The idea is to make benign, functional electronics that last in the body for a finite amount of time so that no surgical retrieval is required, explains Fiorenzo Omenetto, a professor of bioengineering at Tufts University. Researchers from Omenetto’s group, together with collaborators from the Shanghai Institute of Microsystem and Information Technology in China and the University of Illinois at Urbana-Champaign, presented results on their device at the IEEE MEMS 2015 conference last week.

Several other research teams are exploring the potential of spider silk for electronics. Omenetto focuses on silkworm silk. In addition to vanishing medical implants, he wants to make silk-based consumer electronics that would degrade when needed rather than lying around in landfills. He has made graphene-and-silk-based nanosensing tattoos to detect bacteria in the mouth. And with UIUC’s John Rogers, he has previously made silk-encased dissolvable electronics that used silicon nanomembranes as the electronics substrate.

The device that the researchers presented at MEMS 2015—and recently in the journal PNAShas no silicon. It’s a very simple design: a power-receiving coil and a serpentine resistor made of magnesium are deposited on a silk film and then encapsulated in a silk pocket. Omenetto’s team gets the silk from silkworm cocoons. They’ve figured out how to fine-tune the silk’s crystallinity and other properties so that it degrades at time intervals ranging from minutes to weeks.

“You then have a little band-aid that you put under the skin,” Omenetto says. “Silk here acts like the plastic substrate, and it is medically digestive. And the magnesium on top hydrolyzes and breaks down and dissolves.”

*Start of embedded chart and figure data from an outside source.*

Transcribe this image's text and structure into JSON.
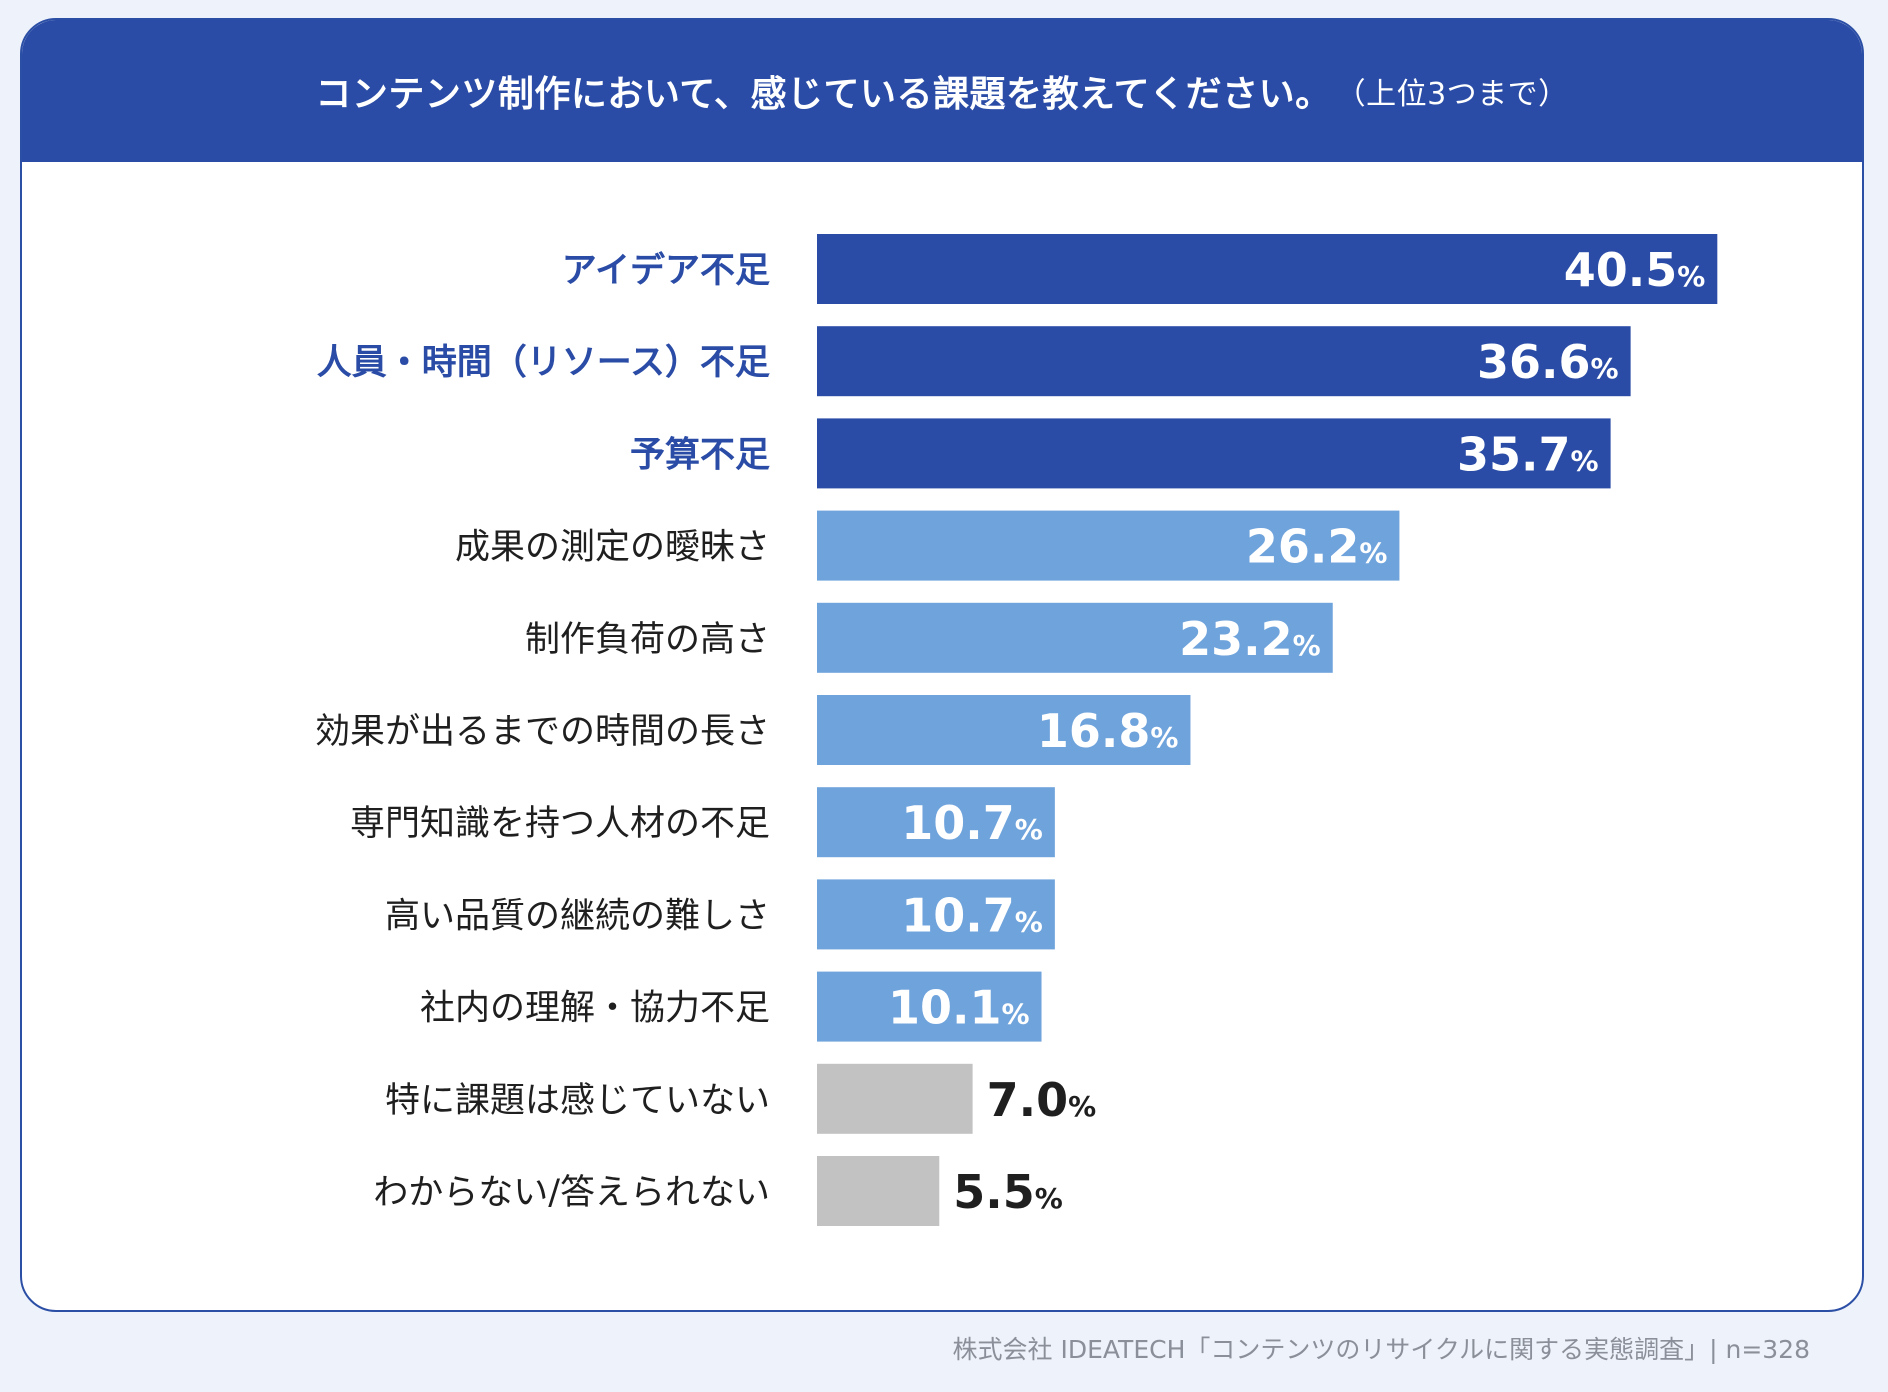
{
  "header": {
    "title": "コンテンツ制作において、感じている課題を教えてください。",
    "subtitle": "（上位3つまで）"
  },
  "colors": {
    "header_bg": "#2a4ca6",
    "top": "#2a4ca6",
    "mid": "#6fa3dc",
    "none": "#c2c2c2",
    "label_top": "#2a4ca6",
    "label_normal": "#1f1f1f"
  },
  "chart_data": {
    "type": "bar",
    "orientation": "horizontal",
    "unit": "%",
    "categories": [
      "アイデア不足",
      "人員・時間（リソース）不足",
      "予算不足",
      "成果の測定の曖昧さ",
      "制作負荷の高さ",
      "効果が出るまでの時間の長さ",
      "専門知識を持つ人材の不足",
      "高い品質の継続の難しさ",
      "社内の理解・協力不足",
      "特に課題は感じていない",
      "わからない/答えられない"
    ],
    "values": [
      40.5,
      36.6,
      35.7,
      26.2,
      23.2,
      16.8,
      10.7,
      10.7,
      10.1,
      7.0,
      5.5
    ],
    "groups": [
      "top",
      "top",
      "top",
      "mid",
      "mid",
      "mid",
      "mid",
      "mid",
      "mid",
      "none",
      "none"
    ],
    "xlim": [
      0,
      50
    ]
  },
  "footer": {
    "source": "株式会社 IDEATECH「コンテンツのリサイクルに関する実態調査」| n=328"
  }
}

The researchers implanted the device in the skin of mice that were infected with the Staphylococcus aureus bacteria. They wirelessly activated the device using a transmitter for two sets of ten-minute treatments. The resistor heats up, and the heat kills bacteria. After 24 hours, tissue collected from the mice was infection-free. The device fully dissolved and vanished in 15 days.

In a separate in vitro experiment, the researchers loaded a silk film with the antibiotic ampicillin and attached it, along with a magnesium heater, to a silk pocket. When they wirelessly heated the device, the silk film released the drug.